Funérailles d'Amar Bergham : La cour d'appel suit l'avis de la Ligue islamique
Ecrit par Geoffroy Tomasovitch
Ses enfants voulaient l'incinérer conformément à ses dernières volontés, sa veuve voulait l'inhumer conformément au rite musulman. Hier, la justice a tranché le litige autour des funérailles d'Amar Bergham, ce Français d'origine algérienne mort à 55 ans des suites d'un cancer. Contre toute attente, elle a donné raison à la veuve. Les deux filles et le fils d'Amar Bergham ont craqué.
« Ils sont effondrés », lâche leur avocat, Maître Franck Berton, révolté par l'arrêt de la cour d'appel de Paris qui a ordonné l'inhumation du comptable décédé le 13 mai dernier à Lille(Nord). Cet arrêt infirme un jugement du tribunal de grande instance de Lille qui avait donné raison aux enfants Bergham.
« Il s'agit d'une fatwa »
« Le père de mes clients avait réservé une place pour lui et sa première épouse dans un columbarium. Que faut-il de plus pour prouver sa volonté de se faire incinérer ? » s'emporte Maître Berton. Selon ses enfants, Amar Bergham a toujours été un athée convaincu. Mais la seconde épouse du comptable affirme qu'il était un musulman pratiquant. Le litige a pris une dimension exceptionnelle avec l'intervention de la Ligue islamique du Nord qui, soutenant la veuve, a transmis un avis religieux devant les tribunaux. « Appelons un chat un chat, il s'agit d'une fatwa », dit Maître Berton, scandalisé par l'immixtion de la religion dans la sphère privée mais surtout judiciaire.
La veuve d'Amar Bergham avait saisi la Cour de cassation après plusieurs décisions de justice favorables aux enfants de son défunt mari. Ainsi, la Cour de cassation a-t-elle chargé la cour d'appel de trancher ce cas épineux. Cette dernière a considéré qu'Amar Bergham n'était pas un « pratiquant régulier ». Mais l'arrêt stipule aussi que « rien ne permet d'affirmer que M. Bergham a entendu rompre tout lien avec ses traditions, l'absence de respect des obligations de l'islam n'étant pas déterminante ». La cour observe qu'il n'existe pas de preuve certaine que le comptable avait choisi son mode de funérailles.

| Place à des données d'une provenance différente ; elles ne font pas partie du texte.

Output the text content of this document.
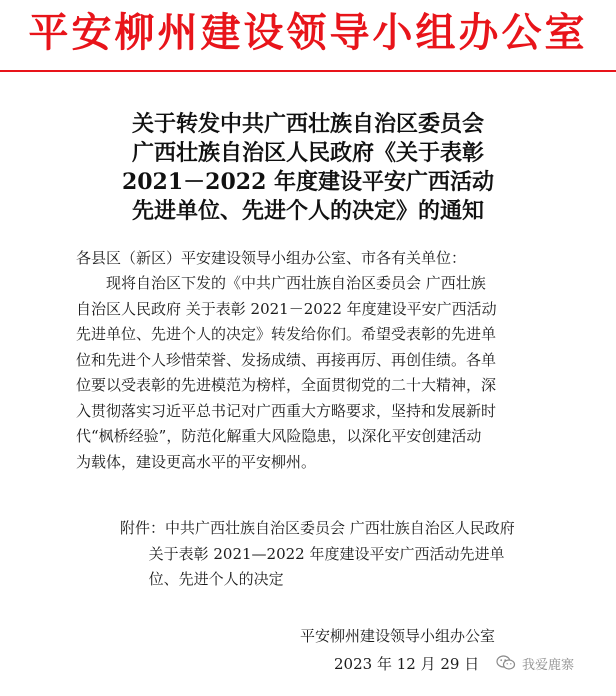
平安柳州建设领导小组办公室
关于转发中共广西壮族自治区委员会
广西壮族自治区人民政府《关于表彰
2021－2022 年度建设平安广西活动
先进单位、先进个人的决定》的通知
各县区（新区）平安建设领导小组办公室、市各有关单位：
　　现将自治区下发的《中共广西壮族自治区委员会 广西壮族
自治区人民政府 关于表彰 2021－2022 年度建设平安广西活动
先进单位、先进个人的决定》转发给你们。希望受表彰的先进单
位和先进个人珍惜荣誉、发扬成绩、再接再厉、再创佳绩。各单
位要以受表彰的先进模范为榜样，全面贯彻党的二十大精神，深
入贯彻落实习近平总书记对广西重大方略要求，坚持和发展新时
代“枫桥经验”，防范化解重大风险隐患，以深化平安创建活动
为载体，建设更高水平的平安柳州。
附件：中共广西壮族自治区委员会 广西壮族自治区人民政府
关于表彰 2021—2022 年度建设平安广西活动先进单
位、先进个人的决定
平安柳州建设领导小组办公室
2023 年 12 月 29 日	我爱鹿寨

« Cette décision est gravissime. C'est une atteinte à la liberté de conscience, une remise en cause de la laïcité. Elle fait référence à la tradition ancestrale. En clair, tu nais musulman, tu meurs musulman, peu importe que tu aies respecté ou pas l'islam. Les lois de la République sont bafouées », réagit Maître Berton qui s'est aussitôt pourvu en cassation.
En attendant, la veuve a le droit de procéder à l'inhumation, voire de rapatrier la dépouille en Algérie. Et personne ne croit possible l' "accord" amiable préconisé par la cour d'appel.